Дед не отзывался, его нигде уже не было.
Плесневелое, непроницаемое, опьянелое от сытости, еле ползущее облако вшей накрыло людей на клочке земли, называемом Великокриницким плацдармом. Высоту Сто, заваленную трупами, снова пришлось оставить. Отход прикрывала вторая рота и полностью погибла. Тяжело был ранен в этом бою надежда и опора комбата — киназ Талгат, и его, раненого, никак не удавалось переправить на левую сторону реки.
Немцы после недельной осады плацдарма особо не гоношились, не атаковали, но били по всему, что пробовало плыть, ходить, кричать, дымиться.

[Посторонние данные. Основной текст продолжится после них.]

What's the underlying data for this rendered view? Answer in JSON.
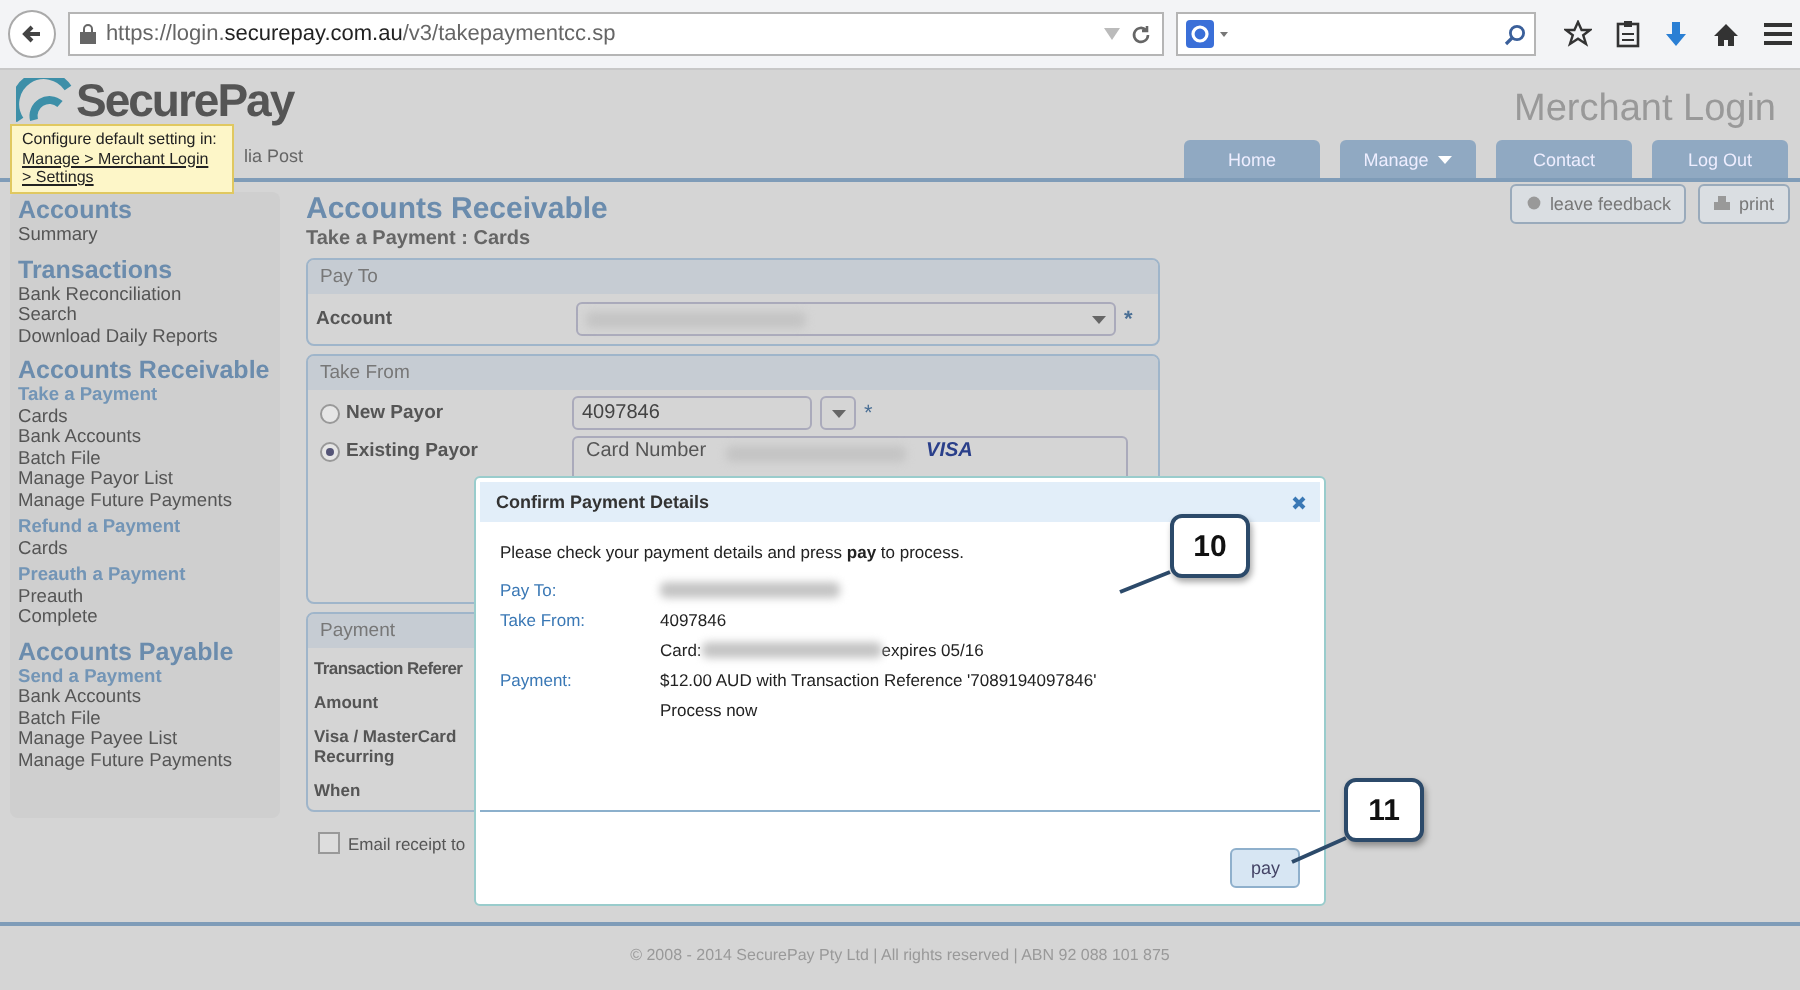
{
  "browser": {
    "url": "https://login.**securepay.com.au**/v3/takepaymentcc.sp"
  },
  "header": {
    "logo": "SecurePay",
    "logo_sub": "lia Post",
    "tooltip_text": "Configure default setting in:",
    "tooltip_link": "Manage > Merchant Login > Settings",
    "title": "Merchant Login",
    "nav": [
      {
        "label": "Home",
        "dropdown": false
      },
      {
        "label": "Manage",
        "dropdown": true
      },
      {
        "label": "Contact",
        "dropdown": false
      },
      {
        "label": "Log Out",
        "dropdown": false
      }
    ]
  },
  "sidebar": [
    {
      "heading": "Accounts",
      "items": [
        {
          "kind": "link",
          "label": "Summary"
        }
      ]
    },
    {
      "heading": "Transactions",
      "items": [
        {
          "kind": "link",
          "label": "Bank Reconciliation"
        },
        {
          "kind": "link",
          "label": "Search"
        },
        {
          "kind": "link",
          "label": "Download Daily Reports"
        }
      ]
    },
    {
      "heading": "Accounts Receivable",
      "items": [
        {
          "kind": "subheading",
          "label": "Take a Payment"
        },
        {
          "kind": "link",
          "label": "Cards"
        },
        {
          "kind": "link",
          "label": "Bank Accounts"
        },
        {
          "kind": "link",
          "label": "Batch File"
        },
        {
          "kind": "link",
          "label": "Manage Payor List"
        },
        {
          "kind": "link",
          "label": "Manage Future Payments"
        },
        {
          "kind": "subheading",
          "label": "Refund a Payment"
        },
        {
          "kind": "link",
          "label": "Cards"
        },
        {
          "kind": "subheading",
          "label": "Preauth a Payment"
        },
        {
          "kind": "link",
          "label": "Preauth"
        },
        {
          "kind": "link",
          "label": "Complete"
        }
      ]
    },
    {
      "heading": "Accounts Payable",
      "items": [
        {
          "kind": "subheading",
          "label": "Send a Payment"
        },
        {
          "kind": "link",
          "label": "Bank Accounts"
        },
        {
          "kind": "link",
          "label": "Batch File"
        },
        {
          "kind": "link",
          "label": "Manage Payee List"
        },
        {
          "kind": "link",
          "label": "Manage Future Payments"
        }
      ]
    }
  ],
  "main": {
    "title": "Accounts Receivable",
    "subtitle": "Take a Payment : Cards",
    "actions": [
      "leave feedback",
      "print"
    ],
    "pay_to": {
      "title": "Pay To",
      "account_label": "Account",
      "required": "*"
    },
    "take_from": {
      "title": "Take From",
      "options": [
        {
          "label": "New Payor",
          "selected": false
        },
        {
          "label": "Existing Payor",
          "selected": true
        }
      ],
      "payor_value": "4097846",
      "required": "*",
      "card_label": "Card Number",
      "card_brand": "VISA"
    },
    "payment": {
      "title": "Payment",
      "labels": [
        "Transaction Referer",
        "Amount",
        "Visa / MasterCard Recurring",
        "When"
      ]
    },
    "email_receipt": {
      "label": "Email receipt to",
      "checked": false
    }
  },
  "dialog": {
    "title": "Confirm Payment Details",
    "intro": "Please check your payment details and press **pay** to process.",
    "rows": [
      {
        "label": "Pay To:",
        "parts": [
          {
            "kind": "redacted"
          }
        ]
      },
      {
        "label": "Take From:",
        "parts": [
          {
            "kind": "text",
            "text": "4097846"
          }
        ]
      },
      {
        "parts": [
          {
            "kind": "text",
            "text": "Card:"
          },
          {
            "kind": "redacted"
          },
          {
            "kind": "text",
            "text": "expires 05/16"
          }
        ]
      },
      {
        "label": "Payment:",
        "parts": [
          {
            "kind": "text",
            "text": "$12.00 AUD with Transaction Reference '7089194097846'"
          }
        ]
      },
      {
        "parts": [
          {
            "kind": "text",
            "text": "Process now"
          }
        ]
      }
    ],
    "button": "pay"
  },
  "callouts": [
    "10",
    "11"
  ],
  "footer": "© 2008 - 2014 SecurePay Pty Ltd | All rights reserved | ABN 92 088 101 875"
}
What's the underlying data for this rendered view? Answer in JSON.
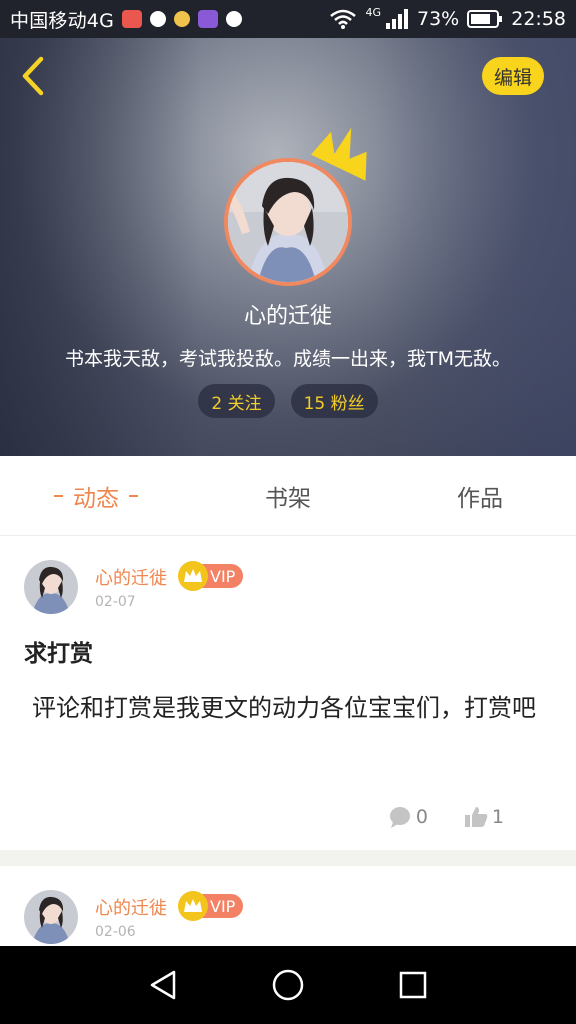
{
  "status_bar": {
    "carrier": "中国移动4G",
    "net_type": "4G",
    "battery": "73%",
    "time": "22:58"
  },
  "header": {
    "back_icon": "chevron-left-icon",
    "edit_label": "编辑",
    "name": "心的迁徙",
    "bio": "书本我天敌，考试我投敌。成绩一出来，我TM无敌。",
    "following_label": "2 关注",
    "followers_label": "15 粉丝",
    "colors": {
      "accent": "#f0874f",
      "pill_text": "#f3cd2a",
      "edit_bg": "#f8d41c"
    }
  },
  "tabs": [
    {
      "label": "动态",
      "active": true
    },
    {
      "label": "书架",
      "active": false
    },
    {
      "label": "作品",
      "active": false
    }
  ],
  "posts": [
    {
      "author": "心的迁徙",
      "badge": "VIP",
      "date": "02-07",
      "title": "求打赏",
      "body": "评论和打赏是我更文的动力各位宝宝们，打赏吧",
      "comments": "0",
      "likes": "1"
    },
    {
      "author": "心的迁徙",
      "badge": "VIP",
      "date": "02-06"
    }
  ],
  "nav": {
    "back": "triangle-back-icon",
    "home": "circle-home-icon",
    "recent": "square-recent-icon"
  }
}
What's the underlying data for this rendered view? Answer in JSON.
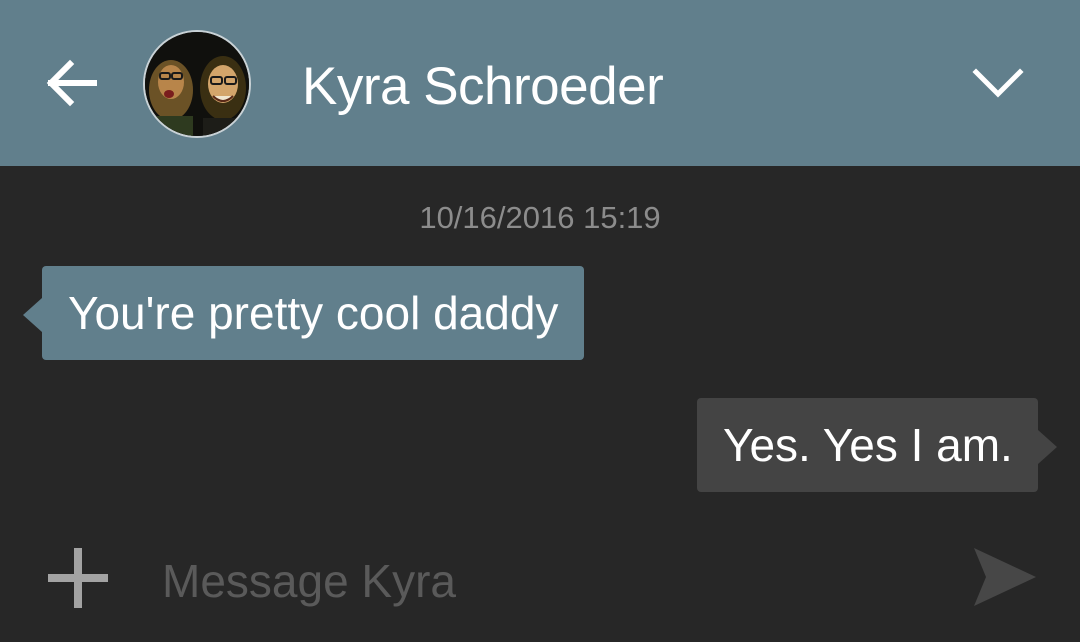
{
  "header": {
    "contact_name": "Kyra Schroeder",
    "back_icon": "arrow-left-icon",
    "menu_icon": "chevron-down-icon",
    "avatar": "contact-avatar-photo"
  },
  "colors": {
    "header_bg": "#617f8c",
    "page_bg": "#272727",
    "incoming_bubble": "#617f8c",
    "outgoing_bubble": "#444444",
    "timestamp_text": "#8c8c8c",
    "placeholder_text": "#5a5a5a"
  },
  "conversation": {
    "timestamp": "10/16/2016 15:19",
    "messages": [
      {
        "direction": "incoming",
        "text": "You're pretty cool daddy"
      },
      {
        "direction": "outgoing",
        "text": "Yes. Yes I am."
      }
    ]
  },
  "composer": {
    "placeholder": "Message Kyra",
    "add_icon": "plus-icon",
    "send_icon": "send-icon"
  }
}
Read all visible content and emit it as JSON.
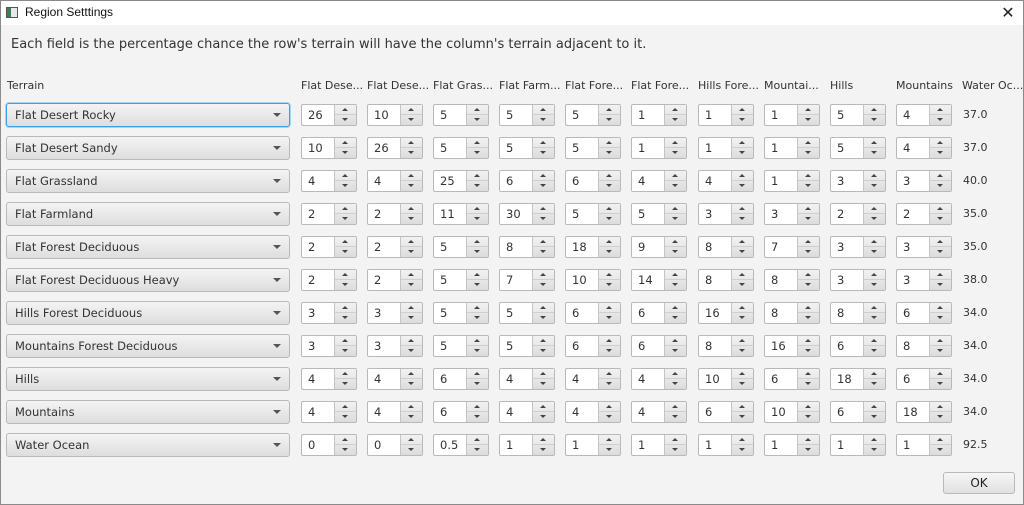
{
  "window": {
    "title": "Region Setttings",
    "description": "Each field is the percentage chance the row's terrain will have the column's terrain adjacent to it."
  },
  "table": {
    "terrain_header": "Terrain",
    "columns": [
      "Flat Dese...",
      "Flat Dese...",
      "Flat Gras...",
      "Flat Farm...",
      "Flat Fore...",
      "Flat Fore...",
      "Hills Fore...",
      "Mountai...",
      "Hills",
      "Mountains",
      "Water Oc..."
    ],
    "rows": [
      {
        "terrain": "Flat Desert Rocky",
        "values": [
          "26",
          "10",
          "5",
          "5",
          "5",
          "1",
          "1",
          "1",
          "5",
          "4"
        ],
        "total": "37.0"
      },
      {
        "terrain": "Flat Desert Sandy",
        "values": [
          "10",
          "26",
          "5",
          "5",
          "5",
          "1",
          "1",
          "1",
          "5",
          "4"
        ],
        "total": "37.0"
      },
      {
        "terrain": "Flat Grassland",
        "values": [
          "4",
          "4",
          "25",
          "6",
          "6",
          "4",
          "4",
          "1",
          "3",
          "3"
        ],
        "total": "40.0"
      },
      {
        "terrain": "Flat Farmland",
        "values": [
          "2",
          "2",
          "11",
          "30",
          "5",
          "5",
          "3",
          "3",
          "2",
          "2"
        ],
        "total": "35.0"
      },
      {
        "terrain": "Flat Forest Deciduous",
        "values": [
          "2",
          "2",
          "5",
          "8",
          "18",
          "9",
          "8",
          "7",
          "3",
          "3"
        ],
        "total": "35.0"
      },
      {
        "terrain": "Flat Forest Deciduous Heavy",
        "values": [
          "2",
          "2",
          "5",
          "7",
          "10",
          "14",
          "8",
          "8",
          "3",
          "3"
        ],
        "total": "38.0"
      },
      {
        "terrain": "Hills Forest Deciduous",
        "values": [
          "3",
          "3",
          "5",
          "5",
          "6",
          "6",
          "16",
          "8",
          "8",
          "6"
        ],
        "total": "34.0"
      },
      {
        "terrain": "Mountains Forest Deciduous",
        "values": [
          "3",
          "3",
          "5",
          "5",
          "6",
          "6",
          "8",
          "16",
          "6",
          "8"
        ],
        "total": "34.0"
      },
      {
        "terrain": "Hills",
        "values": [
          "4",
          "4",
          "6",
          "4",
          "4",
          "4",
          "10",
          "6",
          "18",
          "6"
        ],
        "total": "34.0"
      },
      {
        "terrain": "Mountains",
        "values": [
          "4",
          "4",
          "6",
          "4",
          "4",
          "4",
          "6",
          "10",
          "6",
          "18"
        ],
        "total": "34.0"
      },
      {
        "terrain": "Water Ocean",
        "values": [
          "0",
          "0",
          "0.5",
          "1",
          "1",
          "1",
          "1",
          "1",
          "1",
          "1"
        ],
        "total": "92.5"
      }
    ]
  },
  "buttons": {
    "ok_label": "OK",
    "close_glyph": "✕"
  },
  "colors": {
    "focus_accent": "#39a0e6"
  }
}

Враг решил взять врага измором, зная, что русские из последних сил держатся за клочок истолченного взрывами, прахом пылящего берега. Русские даже не играли в активную оборону, изображая беспрерывное старание улучшить позиции, сковать и закрепить возле себя побольше фашистских сил. Они выдохлись, обессилели, обескровились. Смысла существования их на этом клочке земли никакого не оставалось, но по рациям, по все еще работающей линии связи артиллерийского полка с левого берега твердили: «Потерпите! Еще чуть-чуть!»